Monday, May 4, 2009

Welcome

I decided to start a blog to keep track of the day-to-day craziness that is life as a mommy. My hope is that I'll be able to connect with other moms out there that have similar experiences. After all, who can understand us better than women who have been through the same thing, am I right? Certainly not a husband, no matter how incredible he may be.

Anyhow, confession number one will be the explanation of how this blog got it's name. "Confessions of a Fertile Myrtle?" I think I have to give my good friend Brittany credit for coining that phrase as it applies to me (I'm well aware that she did not actually coin the phrase itself). Four and a half years ago, my now-husband (then-boyfriend) and I had the surprise of our lives when I missed my period, took a pregnancy test (more to put my mind at ease; never expecting the outcome we got), and found out we were going to be the first of our friends to become parents. I have to confess something here, too. I was not all glowing and joyful immediately. I remember sitting on the toilet, crying, first because I hadn't planned to be pregnant and second because I was so sad that this future child of mine would somehow know that my first reaction to his/her pregnancy had been devastation. Yikes. I could see the counseling bills piling up. Sorry for the side note. Now, back to Brittany.

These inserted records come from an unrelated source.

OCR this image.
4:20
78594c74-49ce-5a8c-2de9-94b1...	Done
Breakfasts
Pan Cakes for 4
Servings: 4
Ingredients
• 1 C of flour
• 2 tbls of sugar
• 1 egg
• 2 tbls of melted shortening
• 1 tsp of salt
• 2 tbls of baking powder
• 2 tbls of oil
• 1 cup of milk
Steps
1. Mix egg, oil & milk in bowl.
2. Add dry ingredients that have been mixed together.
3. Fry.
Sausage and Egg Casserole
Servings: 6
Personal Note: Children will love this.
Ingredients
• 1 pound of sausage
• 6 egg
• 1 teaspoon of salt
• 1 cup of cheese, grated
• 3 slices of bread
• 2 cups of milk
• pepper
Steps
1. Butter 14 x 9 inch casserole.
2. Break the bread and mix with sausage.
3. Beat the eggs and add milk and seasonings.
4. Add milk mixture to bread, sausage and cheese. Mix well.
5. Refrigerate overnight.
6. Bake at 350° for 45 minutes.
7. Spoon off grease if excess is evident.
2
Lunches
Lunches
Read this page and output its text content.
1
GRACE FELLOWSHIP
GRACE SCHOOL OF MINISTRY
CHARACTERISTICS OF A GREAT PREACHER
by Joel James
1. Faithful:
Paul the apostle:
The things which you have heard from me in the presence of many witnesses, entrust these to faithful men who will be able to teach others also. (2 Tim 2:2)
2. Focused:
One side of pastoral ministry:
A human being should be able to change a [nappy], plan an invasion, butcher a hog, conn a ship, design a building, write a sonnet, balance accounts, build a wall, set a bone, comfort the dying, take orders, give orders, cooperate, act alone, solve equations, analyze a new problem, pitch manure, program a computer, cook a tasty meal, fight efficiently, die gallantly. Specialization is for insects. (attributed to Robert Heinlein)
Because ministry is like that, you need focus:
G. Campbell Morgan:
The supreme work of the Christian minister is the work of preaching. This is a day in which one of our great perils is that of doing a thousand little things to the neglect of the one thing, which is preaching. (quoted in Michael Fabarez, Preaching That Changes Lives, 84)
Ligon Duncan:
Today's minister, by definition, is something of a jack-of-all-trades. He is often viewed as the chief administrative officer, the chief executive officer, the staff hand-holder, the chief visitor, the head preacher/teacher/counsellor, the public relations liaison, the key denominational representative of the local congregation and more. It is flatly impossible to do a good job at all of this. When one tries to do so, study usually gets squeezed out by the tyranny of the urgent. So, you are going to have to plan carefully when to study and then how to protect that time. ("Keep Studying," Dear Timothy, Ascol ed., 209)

So as I began to settle down, I did what all women in their twenties (and I'm assuming in their 30s, 40s, 50s, etc) do with big news-- I called my girlfriends on conference call. Announced my big news. Waited through the shocked silence. Began to cry (again). And then talked it out. Got to the point where we were joking about it all. And then the questions... "Weren't you using protection?" "What about your birth control?" My answers... "Yes." and "Yes." About that time was when my dear friend decided that I'd had no say in it at all. "Looks like you were going to get pregnant no matter what. You must be a damn fertile Myrtle." And hence my least favorite nickname and the title of this blog.

Now, I realize there are women out there (possibly even some reading this) who measure far more fertile than myself. Isn't there a popular show about a family with 18 children? I'm certainly not claiming to be the most fertile woman on the planet. It's just a catchy name, so calm down. I need to address something else here as well. Possibly a more sensitive issue. I personally know many incredible women who have struggled with or are struggling with infertility issues. I have heard their stories and cried with them. I realize that to a couple who has trouble conceiving, "fertile Myrtle" seems pretty insensitive. But what they may not realize is that, although I consider all of my children God's greatest blessings, this was not my plan. Much as some people struggle with the fact that they want to be pregnant and can't be, my husband and I have struggled with the fact that our plans were derailed drastically when that little stick revealed two lines. We certainly aren't complaining about the outcome now. We have one of the smartest, funniest, and sweetest little boys that I can imagine. And I would not trade that under any circumstances. I'm just saying, there are people out there that may be facing an unplanned pregnancy. And maybe my story could help them. Or maybe my daily confessions will help other moms realize how normal they are. Or maybe you can just stop by for a good laugh once in a while. Whatever your reason for visiting, I'm glad you did, and I hope you'll come back. I'll be posting another confession soon.